A sophisticated examination of how college quality affects post-graduate earnings is provided by Rodney Andrews, of the University of Texas–Dallas, and his co-authors. Instead of examining the average effect of college quality on earnings, the authors look at the distribution of returns, drawing some compelling results from data on public colleges in Texas.
For example, a student in the bottom 10 percent of their class at University of Texas–Austin enjoyed a college premium of about 2.7 percent, but the premium was almost 32 percent for someone in the 97th percentile. This suggests that the lower-ability student might have made better use of college and earned more by attending a different school.
The policy implications apply mainly to guidance professionals: It’s important to consider a student’s background and likely career path before advising which school to attend.
Where people live affects a whole range of outcomes, including educational attainment. In the mid-1990s, five cities participated in Moving to Opportunity, a major effort to improve people’s living situations by giving housing vouchers to low-income families. The goal was to help them move to better neighborhoods, and it was assumed that better education outcomes would be among the many improvements for these families’ children. Unfortunately, the results did not bear that out. In fact, the program had neither very positive nor very negative effects on learning performance.

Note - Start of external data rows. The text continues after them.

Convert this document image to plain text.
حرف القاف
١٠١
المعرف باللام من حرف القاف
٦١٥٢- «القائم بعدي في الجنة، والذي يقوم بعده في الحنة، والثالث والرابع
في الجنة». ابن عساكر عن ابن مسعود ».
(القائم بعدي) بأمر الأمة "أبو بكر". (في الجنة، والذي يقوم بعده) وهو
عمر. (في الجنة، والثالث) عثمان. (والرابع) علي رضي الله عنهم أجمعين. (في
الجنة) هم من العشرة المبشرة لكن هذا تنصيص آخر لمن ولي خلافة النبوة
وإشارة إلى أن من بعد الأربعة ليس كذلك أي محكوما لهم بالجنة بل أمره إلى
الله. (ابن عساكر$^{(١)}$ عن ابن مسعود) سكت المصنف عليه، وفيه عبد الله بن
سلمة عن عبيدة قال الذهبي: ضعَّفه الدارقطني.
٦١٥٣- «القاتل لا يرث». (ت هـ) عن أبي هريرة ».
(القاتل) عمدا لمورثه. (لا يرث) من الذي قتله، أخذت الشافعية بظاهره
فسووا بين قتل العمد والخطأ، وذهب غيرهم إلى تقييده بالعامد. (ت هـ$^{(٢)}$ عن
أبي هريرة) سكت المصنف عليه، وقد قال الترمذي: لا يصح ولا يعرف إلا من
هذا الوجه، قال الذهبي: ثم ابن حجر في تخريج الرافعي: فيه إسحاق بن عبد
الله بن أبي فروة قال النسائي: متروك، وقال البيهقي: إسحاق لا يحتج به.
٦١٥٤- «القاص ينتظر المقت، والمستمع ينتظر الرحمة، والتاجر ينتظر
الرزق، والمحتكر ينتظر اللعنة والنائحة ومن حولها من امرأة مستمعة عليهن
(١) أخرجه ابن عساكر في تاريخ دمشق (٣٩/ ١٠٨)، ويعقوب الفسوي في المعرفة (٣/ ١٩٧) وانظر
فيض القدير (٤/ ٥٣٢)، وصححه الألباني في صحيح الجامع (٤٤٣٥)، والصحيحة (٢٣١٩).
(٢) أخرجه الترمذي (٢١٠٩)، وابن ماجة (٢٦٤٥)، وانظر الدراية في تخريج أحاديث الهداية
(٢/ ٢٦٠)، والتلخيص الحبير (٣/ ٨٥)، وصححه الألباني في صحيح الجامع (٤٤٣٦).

Building on their previous work, the Cleveland Fed’s Dionissi Aliprantis and Francisca Richter argue that it’s not that “moving” programs don’t work; it’s that Moving to Opportunity, in particular, mainly succeeded in letting some people move from very bad neighborhoods into only slightly better ones. It’s still plausible that a more even distribution of students (measured by their families’ incomes) among schools would lead to better outcomes. Bottom line: Neighborhood effects exist and are still worth studying.